Reexporters using VEU Authorizations must also file reports to BIS with the name and address of each validated end-user “to whom eligible items were reexported,” a list of any intermediate consignees, the eligible destination where the items were reexported, the quantity and value of the items, and their ECCNs. Reexporters sending items under the new Data Center VEU Authorization must submit those reports to BIS semiannually, while reexporters using the agency’s General VEU Authorization need to file reports only annually.

The approved data center end-users must also submit semiannual reports to BIS with a “record of current inventory of eligible items received,” the dates those items were received and by whom, a “description of how current compute is being utilized,” and a list of current customers “with a description of their utilization.”

BIS said this “rigorous review” and reporting process will put in place the safeguards needed to protect American technology from being used in a way that threatens U.S. national security and foreign policy.

Thea Kendler, the agency’s assistant secretary for export administration, called AI “the quintessential dual-use technology,” adding that “it is in the interest of U.S. national security to work with industry and partner governments to develop a secure global technology ecosystem.

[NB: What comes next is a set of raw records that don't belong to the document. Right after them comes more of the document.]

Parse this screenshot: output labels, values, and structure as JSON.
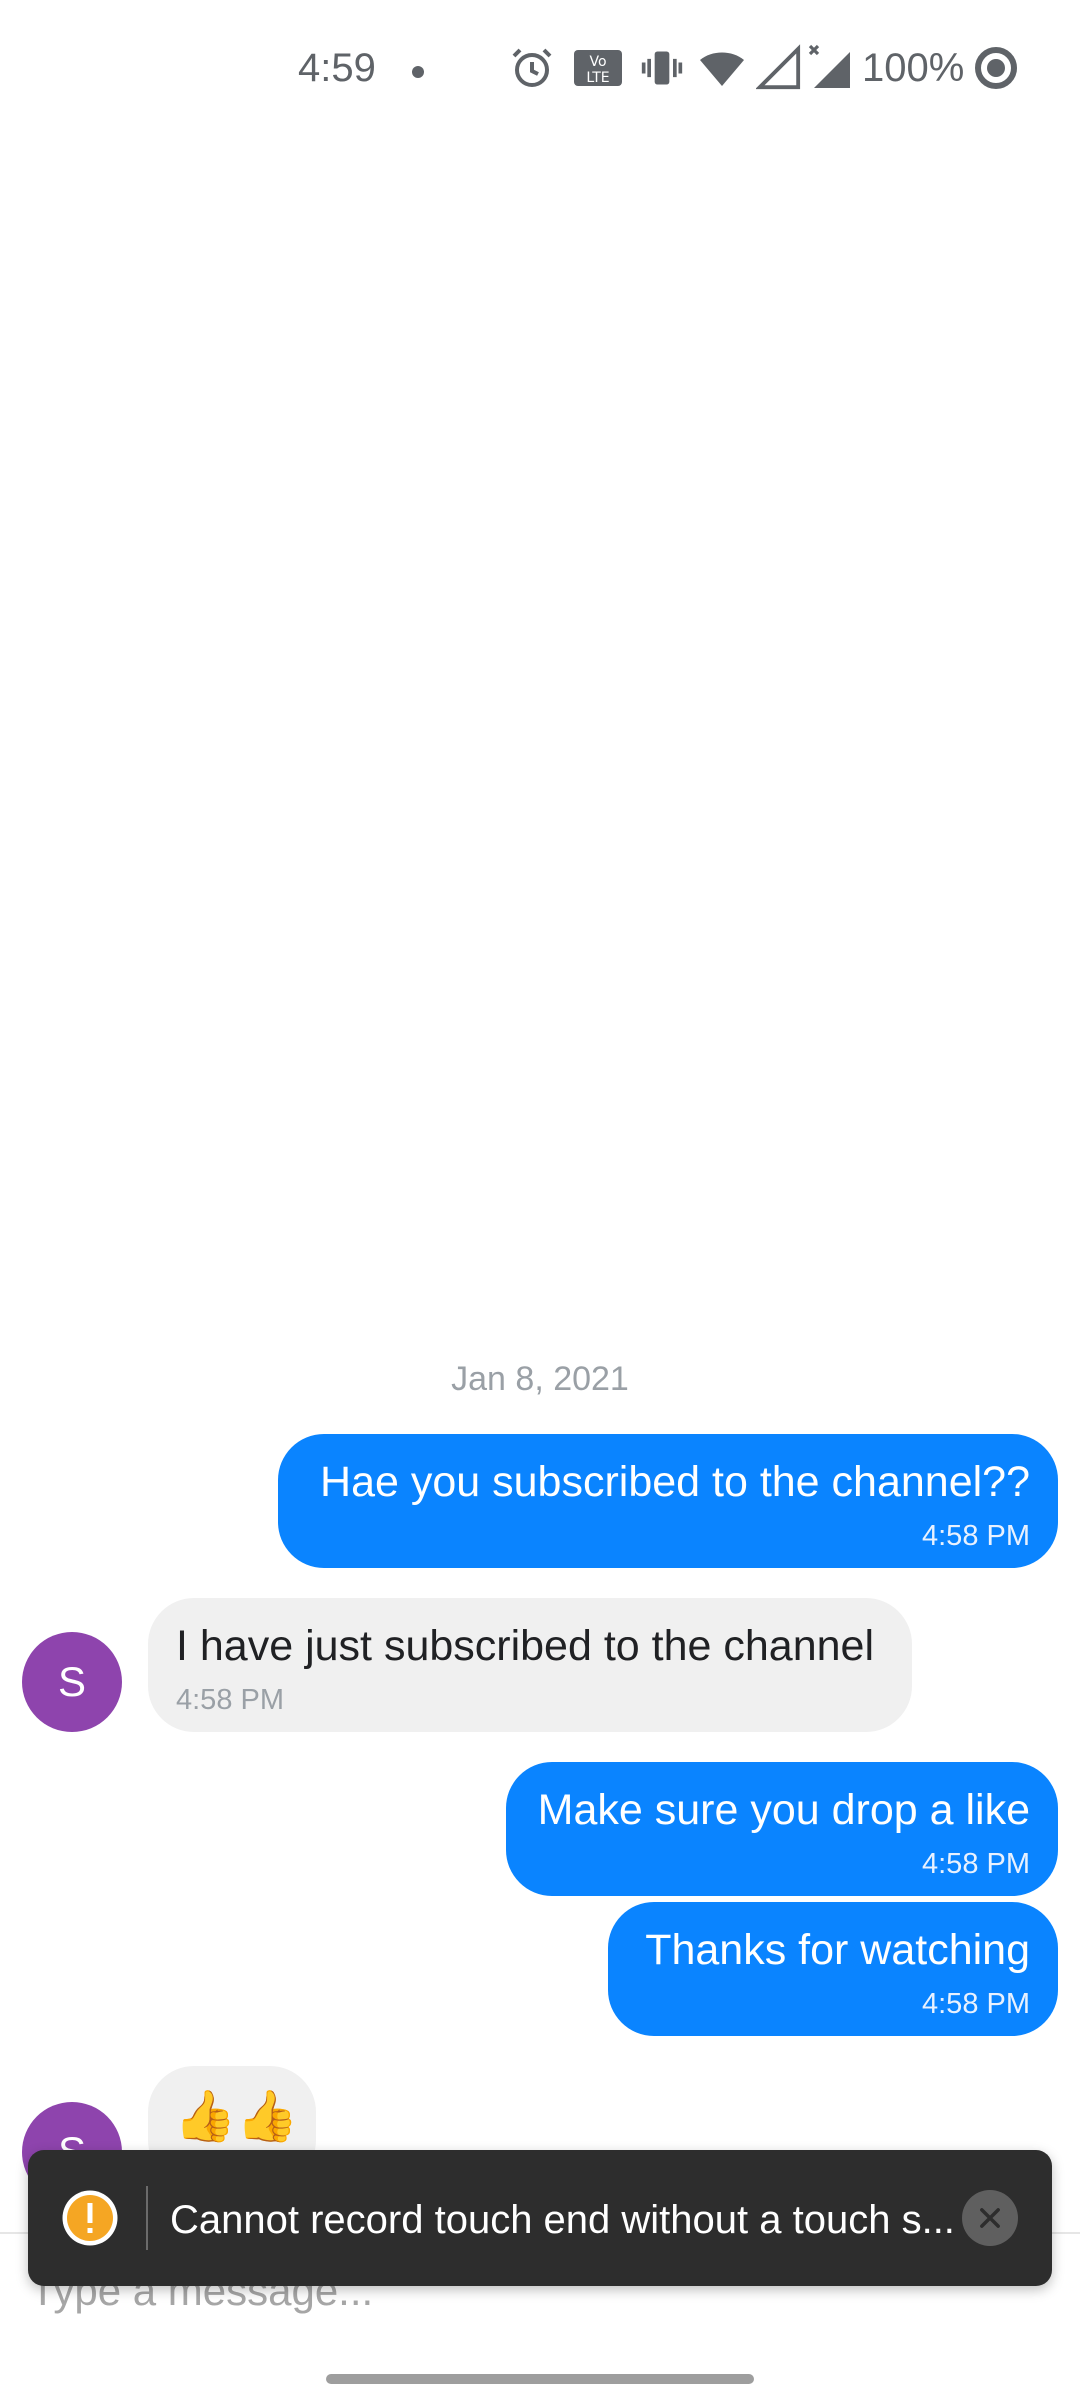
{
  "status_bar": {
    "time": "4:59",
    "battery": "100%",
    "icons": [
      "notification-dot-icon",
      "alarm-icon",
      "volte-icon",
      "vibrate-icon",
      "wifi-icon",
      "signal-icon",
      "signal-no-data-icon",
      "battery-saver-icon"
    ]
  },
  "conversation": {
    "date": "Jan 8, 2021",
    "messages": [
      {
        "direction": "outgoing",
        "text": "Hae you subscribed to the channel??",
        "time": "4:58 PM"
      },
      {
        "direction": "incoming",
        "avatar": "S",
        "text": "I have just subscribed to the channel",
        "time": "4:58 PM"
      },
      {
        "direction": "outgoing",
        "text": "Make sure you drop a like",
        "time": "4:58 PM"
      },
      {
        "direction": "outgoing",
        "text": "Thanks for watching",
        "time": "4:58 PM"
      },
      {
        "direction": "incoming",
        "avatar": "S",
        "text": "👍👍"
      }
    ]
  },
  "composer": {
    "placeholder": "Type a message..."
  },
  "snackbar": {
    "message": "Cannot record touch end without a touch s...",
    "icon": "warning-icon",
    "close_icon": "close-icon"
  },
  "colors": {
    "outgoing_bubble": "#0a84ff",
    "incoming_bubble": "#f0f0f0",
    "avatar": "#8e44ad",
    "snackbar_bg": "#2d2d2d",
    "warning": "#f5a623"
  }
}
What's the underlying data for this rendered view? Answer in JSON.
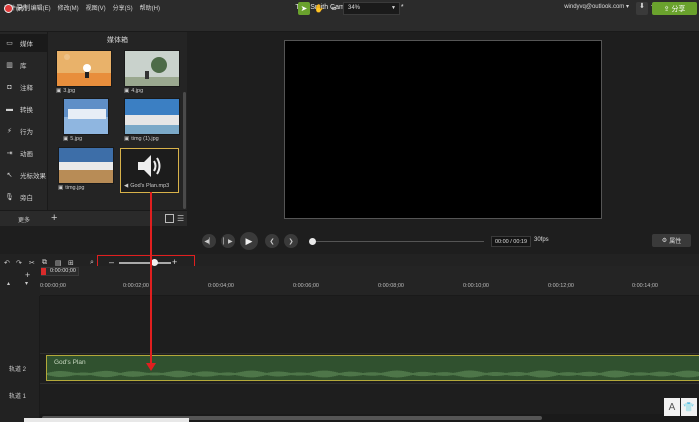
{
  "window": {
    "title": "TechSmith Camtasia - 无标题项目*",
    "user": "windyvq@outlook.com",
    "menu": [
      "文件(F)",
      "编辑(E)",
      "修改(M)",
      "视图(V)",
      "分享(S)",
      "帮助(H)"
    ]
  },
  "toolbar": {
    "record_label": "录制",
    "zoom_value": "34%",
    "share_label": "分享"
  },
  "sidebar": {
    "items": [
      {
        "label": "媒体",
        "icon": "media-icon"
      },
      {
        "label": "库",
        "icon": "library-icon"
      },
      {
        "label": "注释",
        "icon": "annotation-icon"
      },
      {
        "label": "转换",
        "icon": "transition-icon"
      },
      {
        "label": "行为",
        "icon": "behavior-icon"
      },
      {
        "label": "动画",
        "icon": "animation-icon"
      },
      {
        "label": "光标效果",
        "icon": "cursor-effect-icon"
      },
      {
        "label": "旁白",
        "icon": "microphone-icon"
      }
    ],
    "more_label": "更多"
  },
  "media_bin": {
    "title": "媒体箱",
    "items": [
      {
        "name": "3.jpg",
        "type": "image"
      },
      {
        "name": "4.jpg",
        "type": "image"
      },
      {
        "name": "5.jpg",
        "type": "image"
      },
      {
        "name": "timg (1).jpg",
        "type": "image"
      },
      {
        "name": "timg.jpg",
        "type": "image"
      },
      {
        "name": "God's Plan.mp3",
        "type": "audio"
      }
    ]
  },
  "playback": {
    "timecode": "00:00 / 00:19",
    "fps": "30fps",
    "properties_label": "属性"
  },
  "timeline": {
    "playhead_time": "0:00:00;00",
    "ticks": [
      "0:00:00;00",
      "0:00:02;00",
      "0:00:04;00",
      "0:00:06;00",
      "0:00:08;00",
      "0:00:10;00",
      "0:00:12;00",
      "0:00:14;00"
    ],
    "tracks": [
      {
        "label": "轨道 2",
        "clip": "God's Plan"
      },
      {
        "label": "轨道 1",
        "clip": ""
      }
    ]
  },
  "colors": {
    "accent": "#6aa22d",
    "highlight": "#e01f1f",
    "selection": "#d8b24a",
    "clip": "#30512f"
  }
}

“Through the Data Center VEU program, working with our interagency partners, we will ensure that data centers that demonstrate commitment to the highest security standards obtain facilitated access to advanced U.S. technological innovation," she said.

Kendler in April said BIS was looking to expand its VEU program to allow more U.S. exporters to sell products to credible foreign customers without having to first apply for a license (see 2403290032).

The agency said it’s working on “additional, forthcoming regulation and guidance related to the data center VEU program,” but said eligible companies can now begin applying.